В сражение вступил главный калибр русских броненосцев — между атакующими и атакуемыми вспухли белые разрывы сегментных снарядов, и снопы шестигранных стрел обрушились на корпуса, надстройки и палубы японских крейсеров. Серьёзно повредить корпус они не могли, но легко прошивали тонкую сталь и сеяли смерть на палубах. Один из таких стержней, влетев в смотровую щель боевой рубки «Идзуми», убил его командира, капитана второго ранга Икеанаку. А вот Эссен, видя, что его «Севастополю» таранная атака не угрожает, приказал разрядить выстрелами пушки баковой башни от сегментных сразу же, и стрелять из неё по по атакующим крейсерам бронебойными — благо, что «Чиода» подставил для этого свой борт. Орудия ударили с разницей в десять секунд и второй снаряд, пробив тонкую броню борта старого крейсера, разорвался в машинном отделении. Корабль стал резко замедляться и крениться на левый борт. Один из атаки вывалился.

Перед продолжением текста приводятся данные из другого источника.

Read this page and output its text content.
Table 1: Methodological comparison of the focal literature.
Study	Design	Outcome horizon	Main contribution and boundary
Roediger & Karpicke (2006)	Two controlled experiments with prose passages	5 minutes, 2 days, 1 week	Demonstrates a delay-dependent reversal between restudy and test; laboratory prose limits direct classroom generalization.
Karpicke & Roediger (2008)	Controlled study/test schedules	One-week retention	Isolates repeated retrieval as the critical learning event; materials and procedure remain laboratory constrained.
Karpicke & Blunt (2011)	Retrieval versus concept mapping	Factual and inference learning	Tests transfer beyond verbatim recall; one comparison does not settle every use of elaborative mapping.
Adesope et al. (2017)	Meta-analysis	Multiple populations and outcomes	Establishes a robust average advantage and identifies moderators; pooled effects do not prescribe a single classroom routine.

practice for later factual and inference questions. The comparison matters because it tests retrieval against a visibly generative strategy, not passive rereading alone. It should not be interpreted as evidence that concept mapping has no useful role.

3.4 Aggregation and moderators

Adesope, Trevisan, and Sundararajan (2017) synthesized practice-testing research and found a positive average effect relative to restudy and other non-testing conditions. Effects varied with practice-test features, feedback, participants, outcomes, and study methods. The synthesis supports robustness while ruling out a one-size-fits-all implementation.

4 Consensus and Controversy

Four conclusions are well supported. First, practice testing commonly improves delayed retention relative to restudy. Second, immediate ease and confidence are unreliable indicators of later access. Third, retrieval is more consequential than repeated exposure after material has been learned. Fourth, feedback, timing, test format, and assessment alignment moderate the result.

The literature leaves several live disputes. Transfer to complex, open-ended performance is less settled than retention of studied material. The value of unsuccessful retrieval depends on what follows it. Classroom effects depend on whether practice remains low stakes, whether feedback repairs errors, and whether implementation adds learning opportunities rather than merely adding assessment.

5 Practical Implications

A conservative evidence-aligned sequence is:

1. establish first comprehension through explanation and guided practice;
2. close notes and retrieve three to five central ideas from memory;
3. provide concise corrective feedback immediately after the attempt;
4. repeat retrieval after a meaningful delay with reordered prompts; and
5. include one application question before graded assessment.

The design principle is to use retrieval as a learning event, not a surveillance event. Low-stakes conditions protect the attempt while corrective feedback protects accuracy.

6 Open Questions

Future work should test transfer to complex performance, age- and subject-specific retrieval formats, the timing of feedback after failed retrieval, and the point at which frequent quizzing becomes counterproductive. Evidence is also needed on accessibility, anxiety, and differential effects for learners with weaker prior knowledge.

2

Остальная артиллерия стреляющего борта «Севастополя» тоже не бездействовала — дотянуться своими выстрелами до малых крейсеров большинству пушек не позволял курсовой угол, поэтому всю свою ярость и огонь они обрушили на «Адзуму». То же самое сделали артиллеристы «Полтавы». И Эссен, и Успенский разумно выбрали из двух возможных бронированных целей наиболее уязвимую. «Асахи» проскочил русский кильватер необстрелянным, а вот крейсер каперанга Фудзии получил за десять минут четыре только двенадцатидюймовых снаряда, не считая дюжины ударов среднего калибра. «Адзума», садясь на корму, и неся на борту несколько пожаров, всё-таки вырвался из «горячего коридора», и уходил вслед за единственным из оставшихся на плаву броненосцем Объединённого флота.
Шансы на успех таранной атаки таяли с каждой минутой — по наиболее приблизившемуся к своей цели «Нийтака» били теперь не только атакуемая им «Победа», но и избавившийся от угрозы «Петропавловск». Едва ковыляющую по волнам «Чиоду» приняли в свои прицелы «Севастополь» и «Полтава», и было совершенно понятно, что дальше морского дна ветерану японо-китайской войны сегодня не уйти.
Остальные японские крейсера и авизо, объятые пламенем, с развороченными трубами, сбитыми мачтами, выкошенными осколками орудийными расчётами продолжали упорно идти к своей цели, но шансов таранить русские броненосцы уже не осталось — слишком сильно упала скорость. Оставалась последняя возможность навредить врагу — подобраться хотя бы на пять кабельтовых и выстрелить из курсовых и прочих минных аппаратов. Но и тут ничего не вышло — как только обозначилась соответствующая дистанция, артурцы стали просто отворачивать на восемь румбов, чтобы принять угрожающие им торпеды в кильватерную струю. При этом продолжая обстреливать атакующих из кормовых орудий.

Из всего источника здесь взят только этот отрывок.